The End of the (Mythicist) Age

The End of the (Mythicist) Age February 16, 2011

In an attempt to make mythicism seem more plausible, some mythicists attempt to push the time in which the (purely celestial/mythical) activity of Jesus is set back in time, away from the time of Paul, so that the latter would not be in a position to know whether Jesus was a real, historical human being or not.

Like most everything about mythicism, this is not strictly speaking impossible – but neither is it probable, nor is it persuasive.

In such contexts I often mention Paul’s references to “the Lord’s brother” and Jesus’ being “of David according to the flesh.” But there is much more to the picture than that, and it is the overall framework of Paul’s Christian faith that mythicism fails to do justice to, and not only individual details.

Paul’s theology is focused on the arrival of the end of the age. Resurrection was not something that just happened to Jesus in Paul’s system. Paul shared the widespread Jewish belief that resurrection was the form that the afterlife would take: God would raise the dead and judge them as part of the process of bringing in his kingdom. To make sense of the oddity of believing that Jesus had been raised independently of the rest of humankind, Paul (like many other early Christians) posited a brief period during which the good news would be proclaimed, and then the end would come. Paul assumed, in 1 Thessalonians, that he would still be alive when this happened.

Are we really to take seriously that Jesus was supposed to have lived in some remote or uncertain time, and that this belief (of which we have no earlier trace whatsoever) suddenly persuaded Paul and others around the middle of the first century that the end of all things was then near? Or even more implausibly, shall we follow the lead of those mythicists who propose that, even though resurrection was a Jewish belief about something that happened to human beings, originally the story of Jesus was not focused on a human person at all, but on a purely celestial savior?

Once again, nothing is impossible. But fortunately most people not engaged in online debates seem to agree that an opinion not having been shown to be impossible does not mean that one has good reason to accept that it is true.

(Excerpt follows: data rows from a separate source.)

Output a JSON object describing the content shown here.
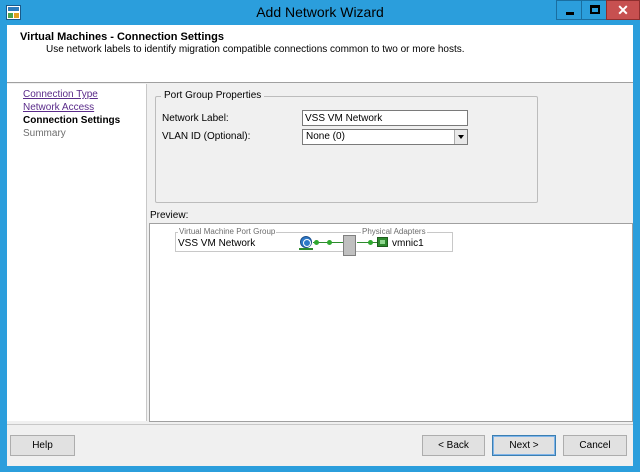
{
  "window": {
    "title": "Add Network Wizard",
    "close_glyph": "✕"
  },
  "header": {
    "title": "Virtual Machines - Connection Settings",
    "subtitle": "Use network labels to identify migration compatible connections common to two or more hosts."
  },
  "steps": [
    {
      "label": "Connection Type",
      "state": "visited"
    },
    {
      "label": "Network Access",
      "state": "visited"
    },
    {
      "label": "Connection Settings",
      "state": "current"
    },
    {
      "label": "Summary",
      "state": "pending"
    }
  ],
  "port_group": {
    "legend": "Port Group Properties",
    "network_label_caption": "Network Label:",
    "network_label_value": "VSS VM Network",
    "vlan_caption": "VLAN ID (Optional):",
    "vlan_value": "None (0)"
  },
  "preview": {
    "label": "Preview:",
    "port_group_header": "Virtual Machine Port Group",
    "adapters_header": "Physical Adapters",
    "port_group_name": "VSS VM Network",
    "adapter_name": "vmnic1"
  },
  "buttons": {
    "help": "Help",
    "back": "< Back",
    "next": "Next >",
    "cancel": "Cancel"
  },
  "colors": {
    "titlebar": "#2b9edc",
    "close_button": "#c75050",
    "link": "#5a2b8a",
    "connection": "#2d8a2d"
  },
  "icons": [
    "app-icon",
    "minimize-icon",
    "maximize-icon",
    "close-icon",
    "vm-network-icon",
    "physical-nic-icon"
  ]
}
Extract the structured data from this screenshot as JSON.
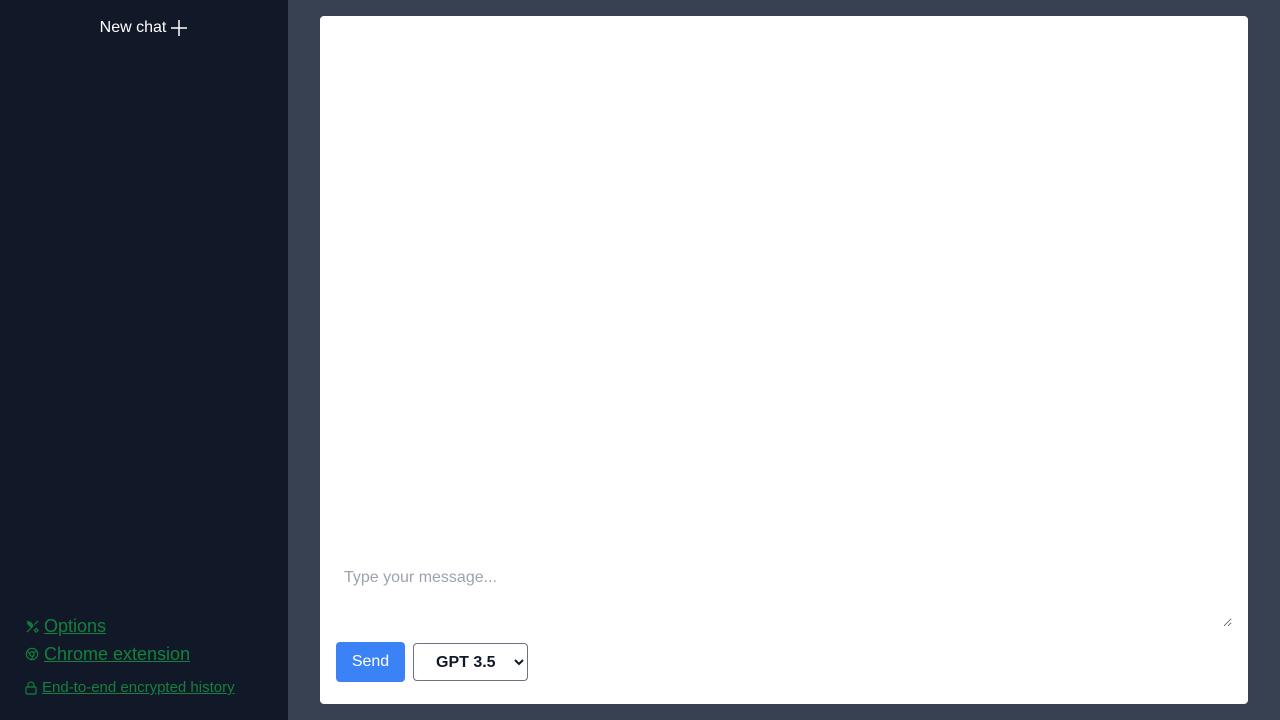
{
  "sidebar": {
    "new_chat_label": "New chat",
    "links": [
      {
        "label": " Options",
        "icon": "tools-icon"
      },
      {
        "label": " Chrome extension",
        "icon": "chrome-icon"
      },
      {
        "label": " End-to-end encrypted history",
        "icon": "lock-icon"
      }
    ]
  },
  "composer": {
    "placeholder": "Type your message...",
    "send_label": "Send",
    "model_selected": "GPT 3.5"
  },
  "colors": {
    "sidebar_bg": "#111827",
    "main_bg": "#374151",
    "link_green": "#15803d",
    "send_blue": "#3b82f6"
  }
}
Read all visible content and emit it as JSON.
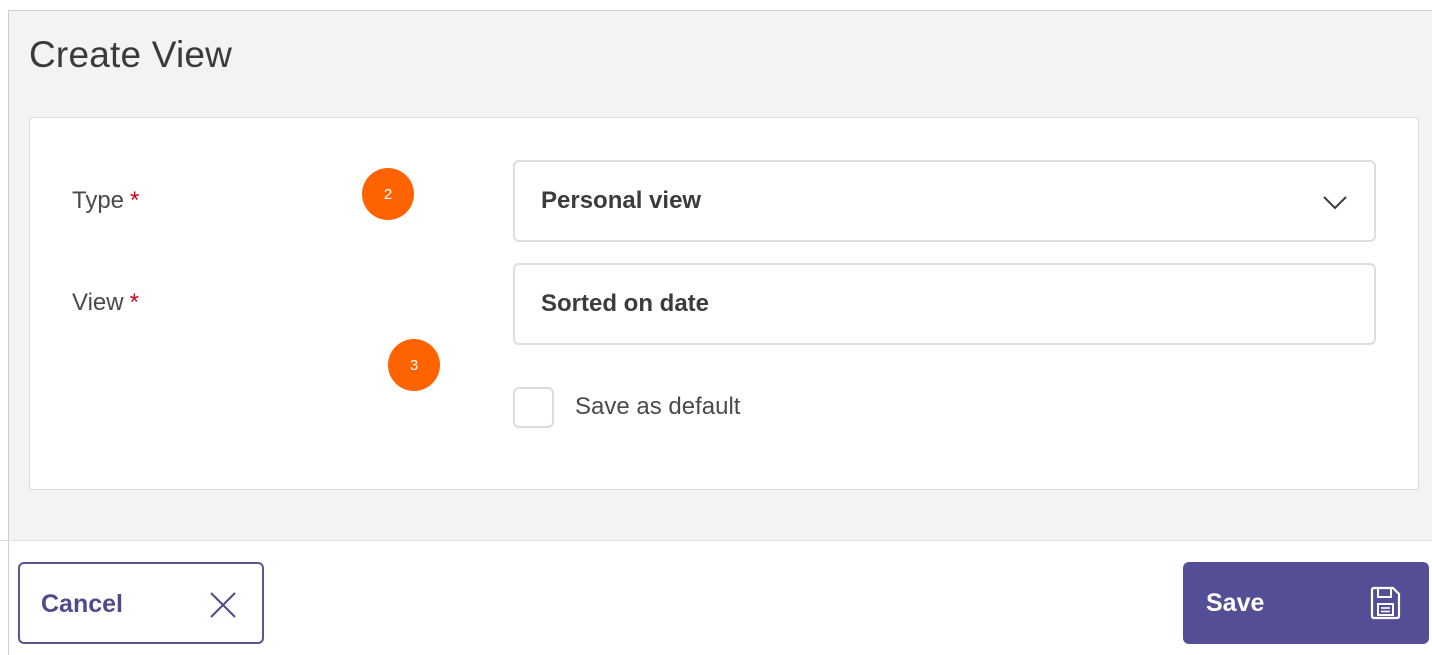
{
  "dialog": {
    "title": "Create View"
  },
  "form": {
    "type_field": {
      "label": "Type",
      "required_mark": "*",
      "value": "Personal view"
    },
    "view_field": {
      "label": "View",
      "required_mark": "*",
      "value": "Sorted on date"
    },
    "default_checkbox": {
      "label": "Save as default",
      "checked": false
    }
  },
  "callouts": [
    {
      "number": "2"
    },
    {
      "number": "3"
    }
  ],
  "footer": {
    "cancel_label": "Cancel",
    "save_label": "Save"
  },
  "colors": {
    "accent": "#534e96",
    "callout": "#ff6300",
    "required": "#d0021b"
  },
  "icons": {
    "select": "chevron-down-icon",
    "cancel": "close-icon",
    "save": "floppy-disk-icon"
  }
}
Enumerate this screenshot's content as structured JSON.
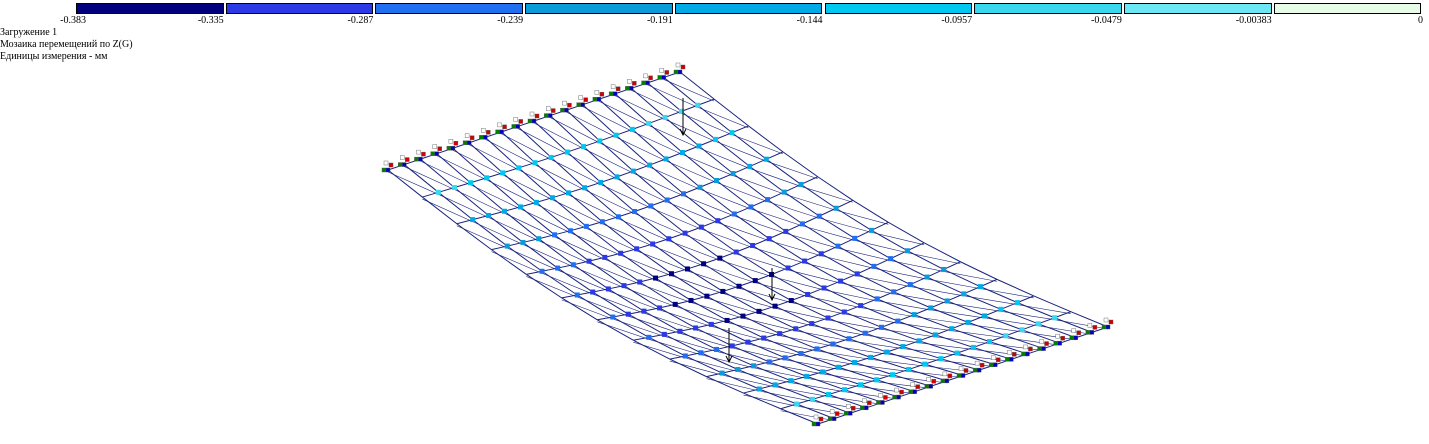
{
  "legend": {
    "colors": [
      "#00007f",
      "#2b3ae6",
      "#1f6ff0",
      "#0a9cd8",
      "#00aae6",
      "#00c8f0",
      "#3ad8ee",
      "#6be8f4",
      "#e6fce6"
    ],
    "ticks": [
      "-0.383",
      "-0.335",
      "-0.287",
      "-0.239",
      "-0.191",
      "-0.144",
      "-0.0957",
      "-0.0479",
      "-0.00383",
      "0"
    ]
  },
  "info": {
    "load_case": "Загружение 1",
    "mosaic_title": "Мозаика перемещений по Z(G)",
    "units": "Единицы измерения - мм"
  },
  "model": {
    "mesh_color": "#1a237e",
    "support_colors": [
      "#d00000",
      "#008000",
      "#0000c0",
      "#ffffff"
    ],
    "grid_rows": 12,
    "grid_cols": 18
  }
}
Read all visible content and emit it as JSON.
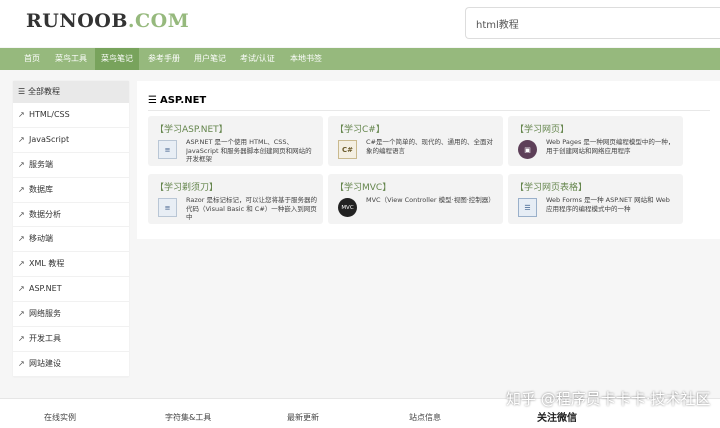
{
  "header": {
    "logo_main": "RUNOOB",
    "logo_dot": ".",
    "logo_tld": "COM",
    "search_value": "html教程"
  },
  "nav": {
    "items": [
      "首页",
      "菜鸟工具",
      "菜鸟笔记",
      "参考手册",
      "用户笔记",
      "考试/认证",
      "本地书签"
    ],
    "active_index": 2
  },
  "sidebar": {
    "heading": "全部教程",
    "items": [
      "HTML/CSS",
      "JavaScript",
      "服务端",
      "数据库",
      "数据分析",
      "移动端",
      "XML 教程",
      "ASP.NET",
      "网络服务",
      "开发工具",
      "网站建设"
    ]
  },
  "main": {
    "title": "ASP.NET",
    "cards": [
      {
        "title": "【学习ASP.NET】",
        "desc": "ASP.NET 是一个使用 HTML、CSS、JavaScript 和服务器脚本创建网页和网站的开发框架",
        "icon": "document-icon"
      },
      {
        "title": "【学习C#】",
        "desc": "C#是一个简单的、现代的、通用的、全面对象的编程语言",
        "icon": "csharp-icon"
      },
      {
        "title": "【学习网页】",
        "desc": "Web Pages 是一种网页编程模型中的一种，用于创建网站和网络应用程序",
        "icon": "webpages-icon"
      },
      {
        "title": "【学习剃须刀】",
        "desc": "Razor 是标记标记，可以让您将基于服务器的代码（Visual Basic 和 C#）一种嵌入到网页中",
        "icon": "document-icon"
      },
      {
        "title": "【学习MVC】",
        "desc": "MVC（View Controller 模型·视图·控制器）",
        "icon": "mvc-icon"
      },
      {
        "title": "【学习网页表格】",
        "desc": "Web Forms 是一种 ASP.NET 网站和 Web 应用程序的编程模式中的一种",
        "icon": "webforms-icon"
      }
    ],
    "icon_labels": {
      "csharp": "C#",
      "mvc": "MVC"
    }
  },
  "footer": {
    "items": [
      "在线实例",
      "字符集&工具",
      "最新更新",
      "站点信息",
      "关注微信"
    ]
  },
  "watermark": "知乎 @程序员卡卡卡·技术社区",
  "colors": {
    "nav": "#96b97d",
    "nav_active": "#78a35c",
    "card_title": "#64854c"
  }
}
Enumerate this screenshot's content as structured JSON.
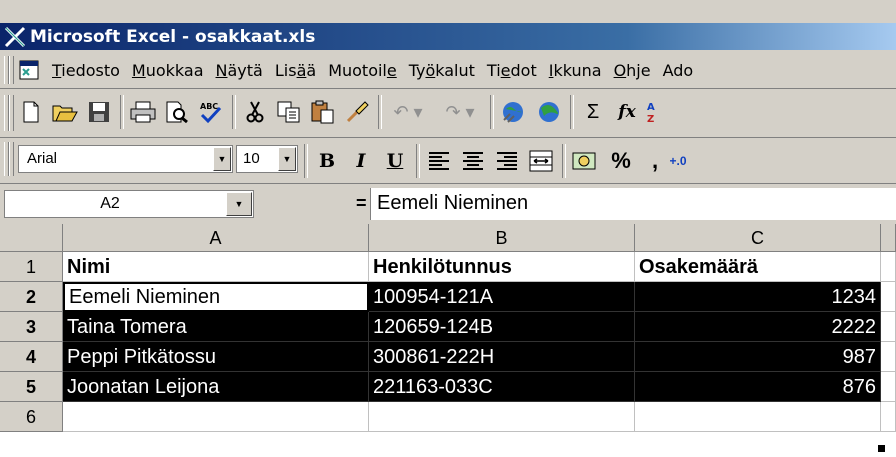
{
  "window": {
    "title": "Microsoft Excel - osakkaat.xls"
  },
  "menu": [
    "Tiedosto",
    "Muokkaa",
    "Näytä",
    "Lisää",
    "Muotoile",
    "Työkalut",
    "Tiedot",
    "Ikkuna",
    "Ohje",
    "Ado"
  ],
  "toolbar_standard": {
    "icons": [
      "new-icon",
      "open-icon",
      "save-icon",
      "print-icon",
      "print-preview-icon",
      "spelling-icon",
      "cut-icon",
      "copy-icon",
      "paste-icon",
      "format-painter-icon",
      "undo-icon",
      "redo-icon",
      "hyperlink-icon",
      "web-toolbar-icon",
      "autosum-icon",
      "function-icon",
      "sort-ascending-icon"
    ],
    "sum_label": "Σ",
    "fx_label": "fx"
  },
  "toolbar_formatting": {
    "font": "Arial",
    "size": "10",
    "bold": "B",
    "italic": "I",
    "underline": "U",
    "percent": "%",
    "comma": ","
  },
  "formula_bar": {
    "name_box": "A2",
    "equals": "=",
    "content": "Eemeli Nieminen"
  },
  "sheet": {
    "columns": [
      "A",
      "B",
      "C"
    ],
    "rows": [
      "1",
      "2",
      "3",
      "4",
      "5",
      "6"
    ],
    "data": [
      [
        "Nimi",
        "Henkilötunnus",
        "Osakemäärä"
      ],
      [
        "Eemeli Nieminen",
        "100954-121A",
        "1234"
      ],
      [
        "Taina Tomera",
        "120659-124B",
        "2222"
      ],
      [
        "Peppi Pitkätossu",
        "300861-222H",
        "987"
      ],
      [
        "Joonatan Leijona",
        "221163-033C",
        "876"
      ]
    ]
  },
  "colors": {
    "title_gradient_start": "#0a246a",
    "selection": "#000000",
    "face": "#d4d0c8"
  }
}
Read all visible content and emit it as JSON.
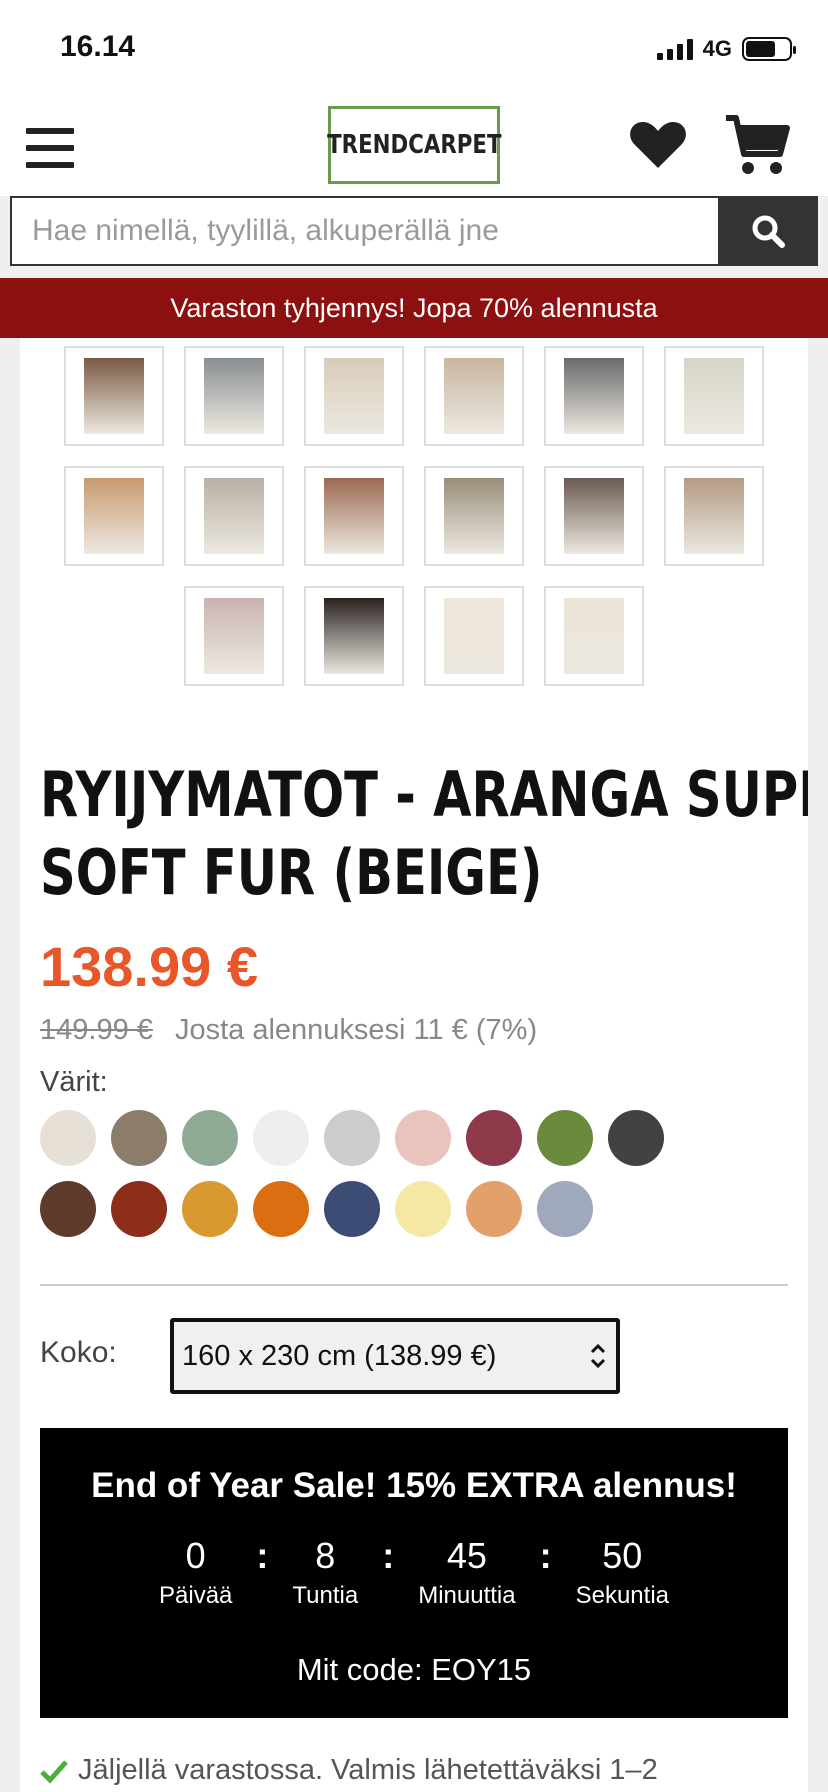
{
  "status_bar": {
    "time": "16.14",
    "network": "4G"
  },
  "header": {
    "logo_text": "TRENDCARPET",
    "menu_icon": "menu-icon",
    "wishlist_icon": "heart-icon",
    "cart_icon": "cart-icon"
  },
  "search": {
    "placeholder": "Hae nimellä, tyylillä, alkuperällä jne",
    "button_icon": "search-icon"
  },
  "banner": {
    "text": "Varaston tyhjennys! Jopa 70% alennusta"
  },
  "gallery": {
    "rows": [
      [
        "#7a5a44",
        "#8a8e92",
        "#d8ccb8",
        "#c8b6a0",
        "#6a6a6a",
        "#d6d4c8"
      ],
      [
        "#c89a70",
        "#b8b0a4",
        "#9c6a52",
        "#9a8e7a",
        "#6a5a52",
        "#b49a84"
      ],
      [
        "#c8b4b0",
        "#2a2220",
        "#efe6da",
        "#ece4d6"
      ]
    ]
  },
  "product": {
    "title_line1": "RYIJYMATOT - ARANGA SUPER",
    "title_line2": "SOFT FUR (BEIGE)",
    "price": "138.99 €",
    "old_price": "149.99 €",
    "discount_text": "Josta alennuksesi 11 € (7%)",
    "colors_label": "Värit:",
    "colors": [
      "#e6e0d6",
      "#8c7c6a",
      "#8eaa92",
      "#eeeeee",
      "#cccccc",
      "#e8c4bc",
      "#8e3a4a",
      "#6a8a3c",
      "#424242",
      "#5e3a2a",
      "#8c2e1a",
      "#d89a30",
      "#dc6e12",
      "#3c4c74",
      "#f4e8a4",
      "#e2a06a",
      "#a0a8bc"
    ],
    "size_label": "Koko:",
    "size_value": "160 x 230 cm (138.99 €)"
  },
  "sale": {
    "title": "End of Year Sale! 15% EXTRA alennus!",
    "countdown": [
      {
        "value": "0",
        "label": "Päivää"
      },
      {
        "value": "8",
        "label": "Tuntia"
      },
      {
        "value": "45",
        "label": "Minuuttia"
      },
      {
        "value": "50",
        "label": "Sekuntia"
      }
    ],
    "separator": ":",
    "code_text": "Mit code: EOY15"
  },
  "stock": {
    "text": "Jäljellä varastossa. Valmis lähetettäväksi 1–2",
    "icon": "check-icon",
    "icon_color": "#4caf3c"
  }
}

Hopefully this brief post provides a broader picture of why the evidence we have from Paul’s letters does not seem to scholars to fit with the claims that some mythicists make. Often it seems to me that the reason mythicism seems plausible to some people is that they understand the meaning of terms like “resurrection” and “Messiah,” the nature of Jesus, and the appropriate way to interpret the Bible (as allegory) not in the way scholars and historians do, but (perhaps somewhat ironically) in the manner advocated in certain strands of the Christian faith. Mythicism is at its heart a rejection of the existence of the “Christ of faith.” But historians have long been investigating, and finding evidence for, a “Jesus of history” who looks very different from the Christ that fundamentalist and mythicist apologists go back and forth about, and either accept or deny in his entirety.